A woman holds peso banknotes after exchanging dollars inside a money changer in Manila. “The Fed’s action brings an end to the lift-off uncertainty,” said Amando Tetangco, the governor of the Philippine central bank, which left interest rates on hold at a monetary policy meeting yesterday.

Reuters, Bloomberg
Jakarta


Asian policymakers yesterday applauded a historic turn in US monetary policy, but analysts warned the region’s economies face vulnerabilities, with Taiwan cutting interest rates, although markets took the Federal Reserve rate hike in their stride.
The prospect of the first hike in US rates in almost a decade had kept emerging markets on edge in the weeks before the decision, amid fears investors would redirect capital to higher-yielding US debt in a fresh blow to their shaky economies.
However, an initial rally smoothed the brows of Asian central bankers, who were the first to respond to the hike as US policymakers sought to end an era of ultra-low rates that followed the global financial crisis. “The Fed’s action brings an end to the lift-off uncertainty,” said Amando Tetangco, the governor of the Philippine central bank, which left interest rates on hold at a monetary policy meeting yesterday.
Taiwan’s central bank unexpectedly cut its policy rate by 12.5 basis points, suggesting that worries about the region’s sluggish growth, not capital flight, are at the front of policymakers’ minds.
Bank of Japan policymakers are still likely to debate lingering risks to the economic outlook that could warrant additional easing in coming months, particularly the oil price rout that is pushing down consumer prices and eroding companies’ inflation expectations.
The Hong Kong Monetary Authority raised its base rate for the first time in nine years, following the US Federal Reserve’s lead overnight, and flagged the risk of rising capital outflows from the city.
Hong Kong’s key rate was raised to 0.75% yesterday, from 0.5%, HKMA said. Because Hong Kong’s currency is pegged to the US dollar, the city’s monetary policy typically moves in line with the Fed.
The relief among policymakers, and investors, comes as the global economy navigates some rough terrain, with many export-reliant economies hit by cooling growth in China and deflationary pressures rising amid a collapse in commodities.
Add to that mix pedestrian growth in Japan and the eurozone, and it isn’t hard to see why many investors were nervous about the prospects of rising borrowing costs in the US.
Indeed, the more composed initial markets reaction was aided by the fact the Fed had clearly flagged the move in advance, and also said the pace of tightening would be gradual - an important signal for many asset markets adjusting to less stimulus after years of flush Fed liquidity.
Indonesia was at the centre of the “taper tantrum” in mid-2013, when the Fed talked about cutting its bond purchases, and this year its rupiah currency has been one of the region’s worst performers.
But the rupiah rallied yesterday, and other regional currencies rose initially before pulling back, with Indonesia’s President Joko Widodo welcoming the Fed’s decision “because there is certainty.”

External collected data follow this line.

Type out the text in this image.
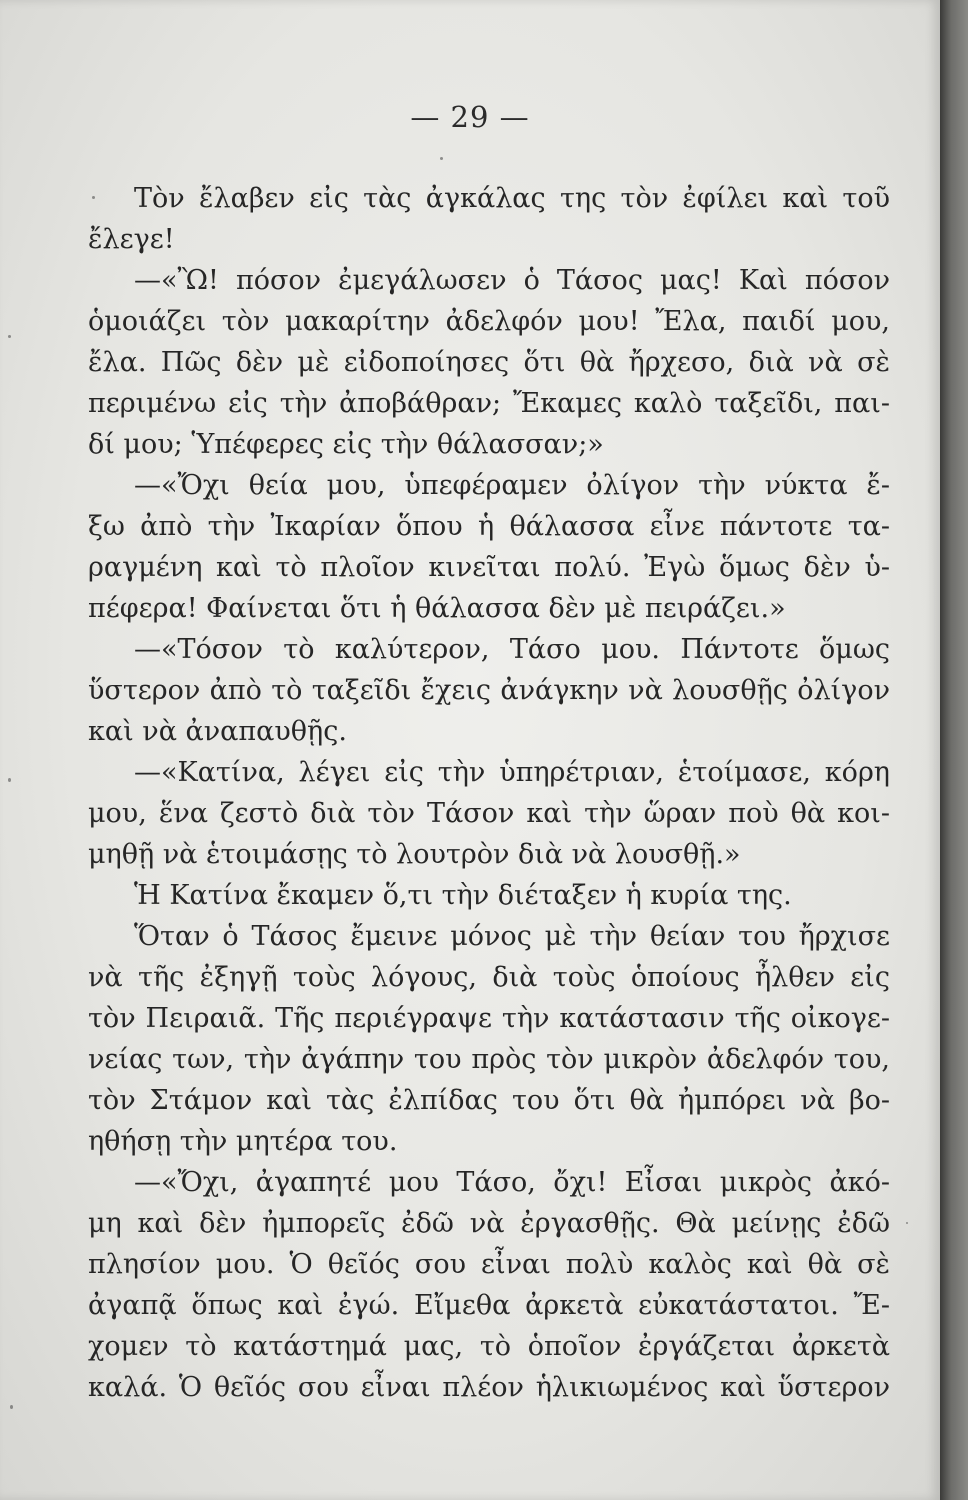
— 29 —
Τὸν ἔλαβεν εἰς τὰς ἀγκάλας της τὸν ἐφίλει καὶ τοῦ
ἔλεγε!
—«Ὢ! πόσον ἐμεγάλωσεν ὁ Τάσος μας! Καὶ πόσον
ὁμοιάζει τὸν μακαρίτην ἀδελφόν μου! Ἔλα, παιδί μου,
ἔλα. Πῶς δὲν μὲ εἰδοποίησες ὅτι θὰ ἤρχεσο, διὰ νὰ σὲ
περιμένω εἰς τὴν ἀποβάθραν; Ἔκαμες καλὸ ταξεῖδι, παι-
δί μου; Ὑπέφερες εἰς τὴν θάλασσαν;»
—«Ὄχι θεία μου, ὑπεφέραμεν ὀλίγον τὴν νύκτα ἔ-
ξω ἀπὸ τὴν Ἰκαρίαν ὅπου ἡ θάλασσα εἶνε πάντοτε τα-
ραγμένη καὶ τὸ πλοῖον κινεῖται πολύ. Ἐγὼ ὅμως δὲν ὑ-
πέφερα! Φαίνεται ὅτι ἡ θάλασσα δὲν μὲ πειράζει.»
—«Τόσον τὸ καλύτερον, Τάσο μου. Πάντοτε ὅμως
ὕστερον ἀπὸ τὸ ταξεῖδι ἔχεις ἀνάγκην νὰ λουσθῇς ὀλίγον
καὶ νὰ ἀναπαυθῇς.
—«Κατίνα, λέγει εἰς τὴν ὑπηρέτριαν, ἑτοίμασε, κόρη
μου, ἕνα ζεστὸ διὰ τὸν Τάσον καὶ τὴν ὥραν ποὺ θὰ κοι-
μηθῇ νὰ ἑτοιμάσῃς τὸ λουτρὸν διὰ νὰ λουσθῇ.»
Ἡ Κατίνα ἔκαμεν ὅ,τι τὴν διέταξεν ἡ κυρία της.
Ὅταν ὁ Τάσος ἔμεινε μόνος μὲ τὴν θείαν του ἤρχισε
νὰ τῆς ἐξηγῇ τοὺς λόγους, διὰ τοὺς ὁποίους ἦλθεν εἰς
τὸν Πειραιᾶ. Τῆς περιέγραψε τὴν κατάστασιν τῆς οἰκογε-
νείας των, τὴν ἀγάπην του πρὸς τὸν μικρὸν ἀδελφόν του,
τὸν Στάμον καὶ τὰς ἐλπίδας του ὅτι θὰ ἠμπόρει νὰ βο-
ηθήσῃ τὴν μητέρα του.
—«Ὄχι, ἀγαπητέ μου Τάσο, ὄχι! Εἶσαι μικρὸς ἀκό-
μη καὶ δὲν ἠμπορεῖς ἐδῶ νὰ ἐργασθῇς. Θὰ μείνῃς ἐδῶ
πλησίον μου. Ὁ θεῖός σου εἶναι πολὺ καλὸς καὶ θὰ σὲ
ἀγαπᾷ ὅπως καὶ ἐγώ. Εἴμεθα ἀρκετὰ εὐκατάστατοι. Ἔ-
χομεν τὸ κατάστημά μας, τὸ ὁποῖον ἐργάζεται ἀρκετὰ
καλά. Ὁ θεῖός σου εἶναι πλέον ἡλικιωμένος καὶ ὕστερον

Bank Indonesia kept interest rates unchanged yesterday, as expected, but said it saw more room to lower them next year, although it would monitor market reaction to the Fed hike.
“The effect is positive for us — the stock index rose, the rupiah strengthened, the financial market reacted positively,” Widodo told reporters.
Others, however, cautioned that higher interest rates would pose problems for economies that were too reliant on debt-fuelled growth.
“The Fed’s hike will stiffen the headwinds for growth in Asia,” said Fred Neumann, HSBC’s chief Asia economist.
“Rising funding costs, especially in highly indebted economies, will slow the leverage cycle on which regional demand has increasingly come to depend,” he said.
And despite the Fed hike, policy in much of Asia is set to loosen further in a reflection of the fitful growth in the region.
Barclays economist Wai Ho Leong expects monetary easing in the first half of next year to be led by India, China and probably also Indonesia and South Korea.
“No one is turning hawkish after the Fed has hiked,” he said.
“Most central banks are dovish. This is to counter the effects of the trade recession, which hits Asia disproportionately harder than any other region in the world.”
Hong Kong’s top central banker, who was obliged to immediately match the Fed’s hike under the Chinese-run city’s peg to the US dollar, said he expected only a modest outflow of capital as a result of the Fed’s move.
China’s central bank also added to the reassuring mood, pencilling in economic growth of 6.8% for next year in a working paper released on Wednesday, down only slightly from an expected 6.9% this year.
Data showing drops in exports from Japan and Singapore, including big falls in shipments to China, sounded some of the few sour notes yesterday, but Tokyo too voiced relief that emerging markets were taking the US rate hike in their stride.
Indian policymakers, including Reserve Bank of India Governor Raghuram Rajan, have been touting the South Asian nation as being more insulated to Fed-related volatility than other emerging markets, due to its better economic fundamentals.
“I think we are relatively well cushioned,” chief economic adviser Arvind Subramanian said.